Tips to manage your menopause transition

There are steps you can take to help make this transition a smoother and healthier ride.

Up your physical activity

Studies have shown that 30 to 45 mins of exercise each day gets your heart pumping and prevents heart disease. Keep in mind that heart disease is the leading cause of death worldwide, so this really is a boon for your current and future physical and mental wellbeing. Such physical activity also reduces hot flushes, boosts your mood and can help to achieve a healthy weight.

Strength building exercises are also important for muscle, joint and bone health and flexibility exercises such as Pilates, Yoga and TaiChi can also help with this, as well as, calming down the mind and reducing stress.

But remember, all movement counts. Many modern perimenopausal and menopausal women are time poor so if all you can do is try to sit less and walk more, that’s a great start.

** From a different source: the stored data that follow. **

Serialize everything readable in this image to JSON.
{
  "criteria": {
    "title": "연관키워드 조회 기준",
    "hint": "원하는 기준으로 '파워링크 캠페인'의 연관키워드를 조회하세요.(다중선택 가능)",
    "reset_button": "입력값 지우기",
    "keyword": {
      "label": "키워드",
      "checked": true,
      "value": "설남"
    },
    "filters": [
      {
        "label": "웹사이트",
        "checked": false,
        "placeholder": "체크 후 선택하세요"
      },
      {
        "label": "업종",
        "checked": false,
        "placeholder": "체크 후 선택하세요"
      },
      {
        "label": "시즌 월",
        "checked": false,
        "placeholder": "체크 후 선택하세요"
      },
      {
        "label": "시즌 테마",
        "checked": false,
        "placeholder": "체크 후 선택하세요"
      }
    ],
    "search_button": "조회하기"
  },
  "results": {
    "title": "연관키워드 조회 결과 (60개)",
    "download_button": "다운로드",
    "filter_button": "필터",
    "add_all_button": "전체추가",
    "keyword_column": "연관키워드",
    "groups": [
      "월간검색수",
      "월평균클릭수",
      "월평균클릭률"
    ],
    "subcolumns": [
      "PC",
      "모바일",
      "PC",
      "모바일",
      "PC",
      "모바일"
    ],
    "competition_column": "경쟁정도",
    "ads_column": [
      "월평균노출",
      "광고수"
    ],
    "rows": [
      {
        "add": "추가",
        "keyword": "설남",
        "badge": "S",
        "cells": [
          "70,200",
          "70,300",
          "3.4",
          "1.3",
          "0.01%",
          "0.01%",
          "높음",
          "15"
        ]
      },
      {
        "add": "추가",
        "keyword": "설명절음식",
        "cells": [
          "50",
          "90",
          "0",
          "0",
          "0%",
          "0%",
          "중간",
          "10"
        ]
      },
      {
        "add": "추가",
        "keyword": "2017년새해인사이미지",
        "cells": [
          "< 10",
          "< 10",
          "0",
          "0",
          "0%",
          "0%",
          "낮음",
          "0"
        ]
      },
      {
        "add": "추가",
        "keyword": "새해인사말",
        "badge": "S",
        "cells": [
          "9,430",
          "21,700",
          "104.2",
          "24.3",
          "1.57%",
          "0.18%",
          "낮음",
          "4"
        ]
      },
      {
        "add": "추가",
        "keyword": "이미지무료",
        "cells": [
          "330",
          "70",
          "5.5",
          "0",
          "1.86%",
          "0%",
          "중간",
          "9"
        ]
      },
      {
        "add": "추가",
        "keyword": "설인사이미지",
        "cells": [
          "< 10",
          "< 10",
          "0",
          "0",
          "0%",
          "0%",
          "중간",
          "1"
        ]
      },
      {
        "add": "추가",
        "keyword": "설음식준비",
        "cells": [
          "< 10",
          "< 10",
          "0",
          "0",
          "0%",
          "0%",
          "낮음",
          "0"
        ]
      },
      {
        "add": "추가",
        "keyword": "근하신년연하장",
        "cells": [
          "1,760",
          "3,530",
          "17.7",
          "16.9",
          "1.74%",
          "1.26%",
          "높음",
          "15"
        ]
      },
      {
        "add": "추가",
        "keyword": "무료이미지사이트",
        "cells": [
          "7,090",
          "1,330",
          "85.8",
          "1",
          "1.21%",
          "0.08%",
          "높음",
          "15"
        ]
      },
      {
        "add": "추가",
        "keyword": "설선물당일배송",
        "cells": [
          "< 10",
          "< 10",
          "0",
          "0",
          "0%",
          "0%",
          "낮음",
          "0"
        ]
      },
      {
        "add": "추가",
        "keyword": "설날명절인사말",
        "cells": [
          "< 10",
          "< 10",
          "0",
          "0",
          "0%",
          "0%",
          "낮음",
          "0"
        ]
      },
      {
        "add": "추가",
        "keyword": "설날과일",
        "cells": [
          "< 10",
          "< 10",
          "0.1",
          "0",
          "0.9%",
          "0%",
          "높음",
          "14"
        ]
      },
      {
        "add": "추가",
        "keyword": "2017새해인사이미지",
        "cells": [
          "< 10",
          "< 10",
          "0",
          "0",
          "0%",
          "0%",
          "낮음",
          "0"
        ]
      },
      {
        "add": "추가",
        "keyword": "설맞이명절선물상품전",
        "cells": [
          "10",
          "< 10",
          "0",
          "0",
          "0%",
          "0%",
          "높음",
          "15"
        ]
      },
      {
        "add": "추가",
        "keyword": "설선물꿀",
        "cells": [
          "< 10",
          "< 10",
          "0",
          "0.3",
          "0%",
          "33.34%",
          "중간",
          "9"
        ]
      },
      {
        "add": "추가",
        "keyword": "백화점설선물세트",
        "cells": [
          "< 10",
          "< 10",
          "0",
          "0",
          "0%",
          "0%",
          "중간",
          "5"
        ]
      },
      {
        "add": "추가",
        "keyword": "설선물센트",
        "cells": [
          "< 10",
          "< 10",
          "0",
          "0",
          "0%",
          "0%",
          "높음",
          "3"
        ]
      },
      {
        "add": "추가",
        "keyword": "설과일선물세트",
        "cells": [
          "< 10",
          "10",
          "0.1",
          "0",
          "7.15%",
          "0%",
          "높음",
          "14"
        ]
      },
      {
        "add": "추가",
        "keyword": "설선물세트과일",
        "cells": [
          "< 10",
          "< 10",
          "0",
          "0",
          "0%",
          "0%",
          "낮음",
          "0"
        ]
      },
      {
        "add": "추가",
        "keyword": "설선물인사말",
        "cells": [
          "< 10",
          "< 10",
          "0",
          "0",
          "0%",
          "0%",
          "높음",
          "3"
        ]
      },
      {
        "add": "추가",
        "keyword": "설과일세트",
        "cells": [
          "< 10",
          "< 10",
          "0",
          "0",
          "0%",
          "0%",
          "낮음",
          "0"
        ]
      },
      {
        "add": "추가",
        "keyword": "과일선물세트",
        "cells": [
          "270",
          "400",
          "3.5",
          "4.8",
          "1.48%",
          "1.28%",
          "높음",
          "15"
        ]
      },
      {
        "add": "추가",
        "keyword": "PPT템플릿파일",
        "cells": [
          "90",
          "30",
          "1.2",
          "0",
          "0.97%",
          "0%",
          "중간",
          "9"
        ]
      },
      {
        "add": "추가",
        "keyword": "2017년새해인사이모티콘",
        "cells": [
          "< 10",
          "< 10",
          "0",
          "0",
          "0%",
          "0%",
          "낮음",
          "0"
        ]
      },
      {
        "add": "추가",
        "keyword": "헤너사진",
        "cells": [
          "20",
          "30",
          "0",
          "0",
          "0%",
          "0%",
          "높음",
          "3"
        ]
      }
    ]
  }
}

Another tip is to build it into your lifestyle such as incorporating physical activity into social events with friends and family or as specially scheduled and prioritised ‘me time’.

Review your mental load and aim for a manageable amount

Many women are carrying an inordinate mental load for society. Things to consider are workload in the home and/or professional environment, the invisible mental load (logistical and strategic thinking and planning for self, partner, work colleagues, dependants etc), and caring responsibilities for younger and/or older dependants, especially for those in the sandwich generation, who are simultaneously supporting ageing parents while raising children.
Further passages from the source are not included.